Sunday 6 July 2014

Happiness is a warm puppy

My home is under attack. Ants invaded the house last month. Thousands of them appeared from under a skirting board in the hall.  The teenagers are on their mad three-month summer break and were no help whatsoever. They ran to their rooms screaming, leaving me to sort the problem out. I scratched at imaginary ants on my head, then my arms, then at my legs. I was turning into my own horror movie. I needed chemicals.

Ants greeted me at the front door when I returned empty handed from the shops. The chemical Ant Killing sprays and powders had sold out. The whole county must have been under ant attack too. So I Googled my problem and an eco friendlier solution came up: Cinnamon. Luckily I had loads of it left over from Christmas and the mulled wine that I never got around to making.

Two and a half tubs of the ground spice later and to my total and utter amazement, the ants disappeared. It turns out that they really do hate cinnamon. They are not the only ones. “What’s that smell?” my husband said when he came through the door.
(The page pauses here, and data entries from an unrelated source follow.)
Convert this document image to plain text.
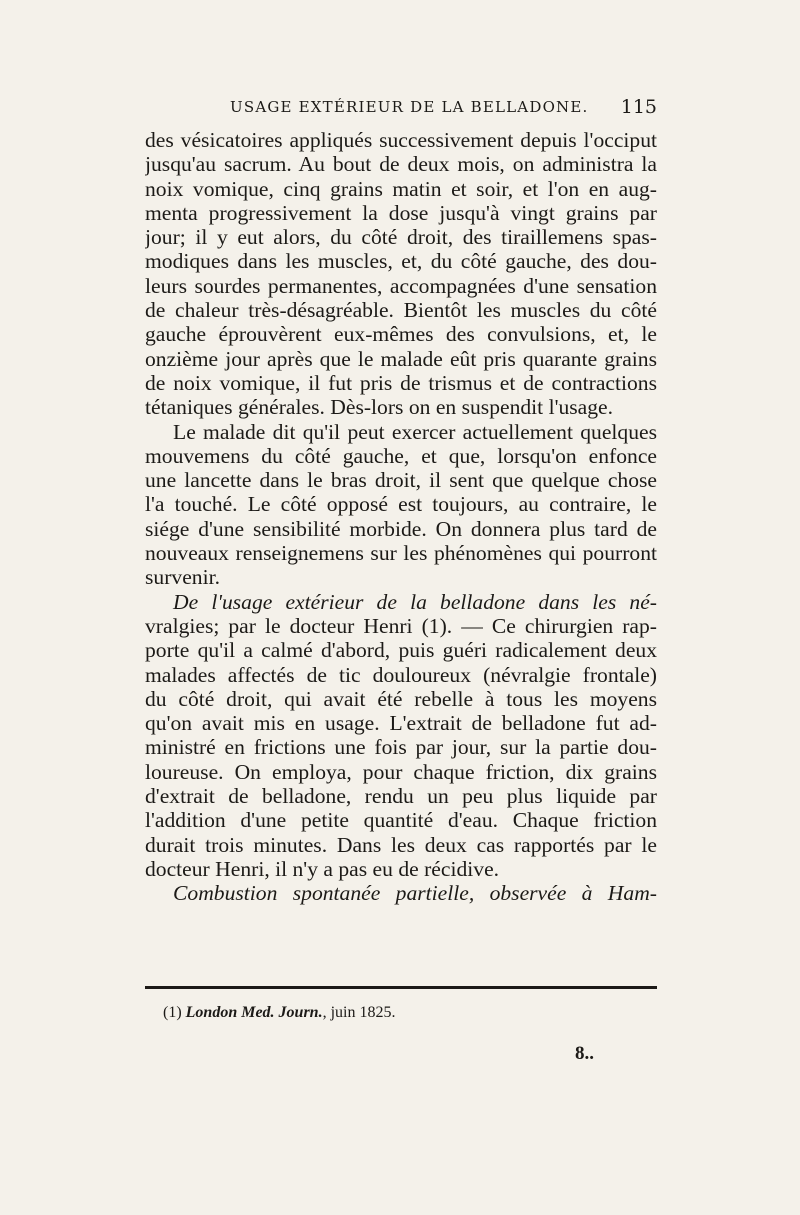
USAGE EXTÉRIEUR DE LA BELLADONE. 115
des vésicatoires appliqués successivement depuis l'occiput
jusqu'au sacrum. Au bout de deux mois, on administra la
noix vomique, cinq grains matin et soir, et l'on en aug-
menta progressivement la dose jusqu'à vingt grains par
jour; il y eut alors, du côté droit, des tiraillemens spas-
modiques dans les muscles, et, du côté gauche, des dou-
leurs sourdes permanentes, accompagnées d'une sensation
de chaleur très-désagréable. Bientôt les muscles du côté
gauche éprouvèrent eux-mêmes des convulsions, et, le
onzième jour après que le malade eût pris quarante grains
de noix vomique, il fut pris de trismus et de contractions
tétaniques générales. Dès-lors on en suspendit l'usage.
Le malade dit qu'il peut exercer actuellement quelques
mouvemens du côté gauche, et que, lorsqu'on enfonce
une lancette dans le bras droit, il sent que quelque chose
l'a touché. Le côté opposé est toujours, au contraire, le
siége d'une sensibilité morbide. On donnera plus tard de
nouveaux renseignemens sur les phénomènes qui pourront
survenir.
De l'usage extérieur de la belladone dans les né-
vralgies; par le docteur Henri (1). — Ce chirurgien rap-
porte qu'il a calmé d'abord, puis guéri radicalement deux
malades affectés de tic douloureux (névralgie frontale)
du côté droit, qui avait été rebelle à tous les moyens
qu'on avait mis en usage. L'extrait de belladone fut ad-
ministré en frictions une fois par jour, sur la partie dou-
loureuse. On employa, pour chaque friction, dix grains
d'extrait de belladone, rendu un peu plus liquide par
l'addition d'une petite quantité d'eau. Chaque friction
durait trois minutes. Dans les deux cas rapportés par le
docteur Henri, il n'y a pas eu de récidive.
Combustion spontanée partielle, observée à Ham-
(1) London Med. Journ., juin 1825.
8..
The house smelt like one big a Yankee candle. “Ants. We have an invasion,” I informed him with a peg on my nose. The cinnamon was making me sneeze.

I continued to shake cinnamon on the floor right by his feet when he dropped the bombshell. “Have you ever thought about fostering?” “You cannot be SERIOUS?” I replied, but he was serious. Fostering? That’s for compassionate grown ups that have time and emotional maturity in equal measures. That rules me out.

At that moment, we had a house full of ants, teenagers locked in their bedrooms and I have the menopause knocking at my door with a bag load of HRT. I have had never thought about fostering but have been dreaming about moving to Greece. I want to spend the last fifty years of my life ant-free, surrounded by sun, sea and cheap wine. Fostering had never, ever entered my mind.

 “What about the kids?” I panicked. “They’ll get jealous. We’d have less time for them.” So, because he is emotionally mature and I am easily persuaded, we talked it through with the children “YES YES YES!” was the eldest response. “It will be so much fun” was the youngest. That was that. We had their approval. My husband made the phone call and started the ball rolling.

Very soon we were interviewed and home checked. It didn’t take long at all. Two days later they arrived and we became foster carers. We took in more than one; there were four of them in total.  Four adorable little black and white puppies came to live with us for a fortnight.



When the KWWSPCA opened an animal rescue centre five minutes from our home it was only a matter of time before we got involved. We are doggy people. We have doggy mugs, doggy t-shirts a very generous doggy mad Granny.

Thanks to Super-Gran, our dogs have t-shirts, jumpers and winter coats and would not look out of place in Beverly Hills with their diamante leads and crystal collars. We even have a sign ‘Love Me Love My Dog’ at the door. People tell me that I am even beginning to look like one of my dogs. I take that as a compliment. 

The KWWSPCA currently has over thirty dogs looking for new homes. To lighten their load, they foster out animals whilst new permanent homes are found. Too few people neuter their dogs despite calls to do so from animal welfare groups. The result is an overwhelming amount of unwanted dogs and puppies.

I am too soft and burst into tears when we first went along to the new premises in Athgarvan. A dog had just been handed into them, a cruelty case. A dog that had been in a puppy farm for years, in a crate and didn’t even know how to walk. His back legs were stiff and deformed and his face was filled with sorrow. 

“Why are you crying?” the KWWSPCA manager, Laura, asked me. “Because it is so sad,” I sobbed into my sleeves. “But it’s not sad. He is here now and we’ll find him a lovely home” Laura replied. A few weeks of TLC from the volunteers at the animal sanctuary later his tail was up, he was walking and was a totally different dog. He found his spirit, his forever home and is now absolutely adored by his new owner.

The KWWSCPA relies on donations to rescue, treat and re-home the animals that arrive at their door. Temporary fostering is a win-win situation. It lightens the load at the sanctuary and means that foster carers get to play with puppies for a few weeks until they are found a permanent home.

“We need earplugs,” a very weary looking husband said the day after our fostered puppies arrived.  Then smallest, the runt of the litter went missing. We found her hiding under a cupboard, asleep. Then the sparkiest one took a shine to my scarves. She found a whole box of them and chewed, pulled and dragged them around the house with me chasing after her.



Another puppy kept playing hide and seek in the hedge whilst another kept making a beeline for the pond. After an hour of chaos, the cuddled up together and slept, they slept for eighteen hours a day. Fostering puppies is just like having four hilarious, cuddly toddlers in the house. They have literally filled our hearts and house with joy. For two weeks, all of us have loved every minute, even the three times a day slopping out.




Thanks to the KWWSPA’s Facebook page, each puppy has been re-homed and we shall be taking more in soon. If you are thinking about getting a dog, don’t think twice. Get involved and foster or adopt one. To quote a wise woman, “Whoever said diamonds are a girls best friend never had a dog”.